Following World War II, several things altered the educational landscape. The Hill-Burton Act of 1946 created funding for the improvement and expansion of hospital services to the public, creating a huge demand for nurses. It became apparent to hospitals that if they were going to provide competent service to patients in a rapidly changing world, they needed trained nurses rather than students. The costs of running hospital-based programs had also increased significantly, and gradually hospitals began to decrease their objections to collegiate training programs.

About the same time, Esther Lucille Brown, PhD, a researcher for the Russell Sage Foundation, issued a report titled Nursing for the Future, which severely criticized the overall quality of nursing education. Through the Committee to Implement the Brown Report, soon renamed the National Committee for the Improvement of Nursing Services, nursing education finally began its long-discussed move to accreditation.

To meet the ever-growing needs created by Hill-Burton funding and the pressure to take education out of the hospital setting, the first associate degree program was launched in 1952. “The idea really caught on,” Lynaugh said. “These programs coincided with the growth of community colleges, which were also supported by federal funds.”

In the early 1960s, higher education in nursing received a boost with the Kennedy administration's appointment of the Consultative Group on Nursing, which stressed the need for a significant increase in nurses prepared at bachelor’s and graduate levels.

Based on the group’s recommendations, the Nursing Training Act of 1964 was passed, pouring nearly $300 million into nursing education, with $35 million specifically designated for collegiate programs. “While creation of the idea of nursing education would have to be the first milestone in the history of nursing, the Nurse Training Act would have to rank as almost the most significant,” said Lynaugh. “It really moved nursing education into a solid position in the university system so that it could be financially viable as an educational enterprise.”

Technological advances

Post-World War II advances in technology also helped influence nursing education, calling for more and more expertise on the part of graduates. “The transistor, the silicon chip, the laser, and the developments coming out of biological research transitioned nurses from the person who does without thinking to the person who thinks,” said Marjorie Barter, EdD, RN, chair of the graduate department of the University of California, San Francisco School of Nursing. “We became knowledge workers to a much greater extent than before.”

The ’60s saw a substantial increase in the number of nurses at the baccalaureate level, along with the addition of advanced practice and clinical specialization.
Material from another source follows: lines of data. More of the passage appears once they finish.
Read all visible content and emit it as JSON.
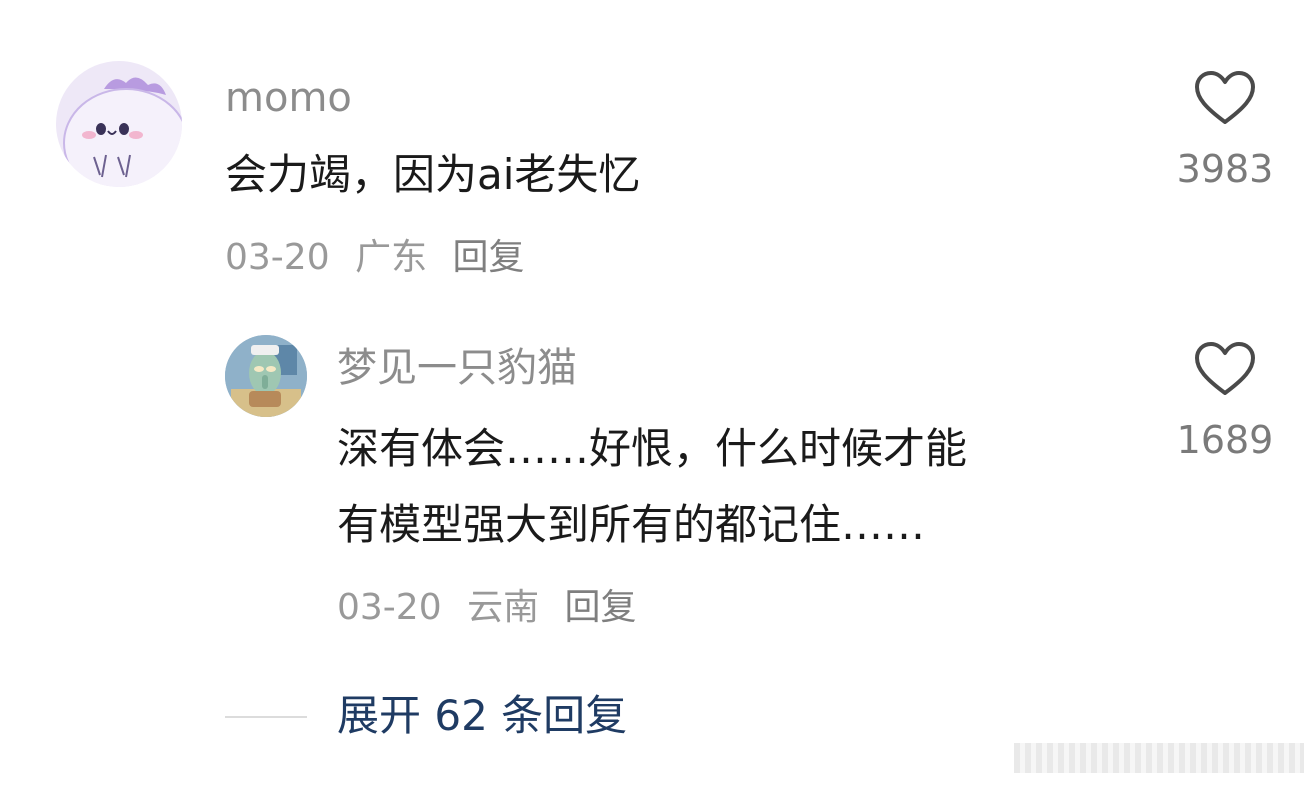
{
  "comment": {
    "username": "momo",
    "text": "会力竭，因为ai老失忆",
    "date": "03-20",
    "location": "广东",
    "reply_label": "回复",
    "like_count": "3983",
    "avatar_icon": "cute-purple-dino-avatar",
    "like_icon": "heart-outline-icon"
  },
  "reply": {
    "username": "梦见一只豹猫",
    "text_lines": [
      "深有体会……好恨，什么时候才能",
      "有模型强大到所有的都记住……"
    ],
    "date": "03-20",
    "location": "云南",
    "reply_label": "回复",
    "like_count": "1689",
    "avatar_icon": "cartoon-character-avatar",
    "like_icon": "heart-outline-icon"
  },
  "expand": {
    "label": "展开 62 条回复"
  },
  "colors": {
    "username": "#8c8c8c",
    "text": "#1a1a1a",
    "meta": "#999999",
    "expand_link": "#1f3b63"
  }
}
The ’70s marked an increase in master's preparation and the beginnings of more widespread doctoral programs.

Still evolving

Along with others in health care, nurses in the 1980s and ’90s grappled with the changes brought by efforts to contain rapidly increasing healthcare costs, as well as the debate over how best to prepare nurses for the future. The “technical vs. professional” debate continues, as does the debate over establishing the bachelor’s degree as entry into professional practice.

As the century turns, nursing has moved from some 400 hospital-based programs in 1900 to an educational base that includes 80 doctoral programs, 340 master’s programs, 650 baccalaureate programs, 880 associate degree programs, and 80 hospital-based diploma programs.

By any measure, the profession has reason to be proud of its accomplishments, but to achieve as much in the next century, it must continue to evolve. “In this century, nursing education has been able to adjust fairly rapidly to the meet society’s nursing needs,” said Andrea Lindell, PhD, dean of the College of Nursing and Health at the University of Cincinnati and president of the American Association of Colleges of Nursing. “I hope we can continue to be as responsive.”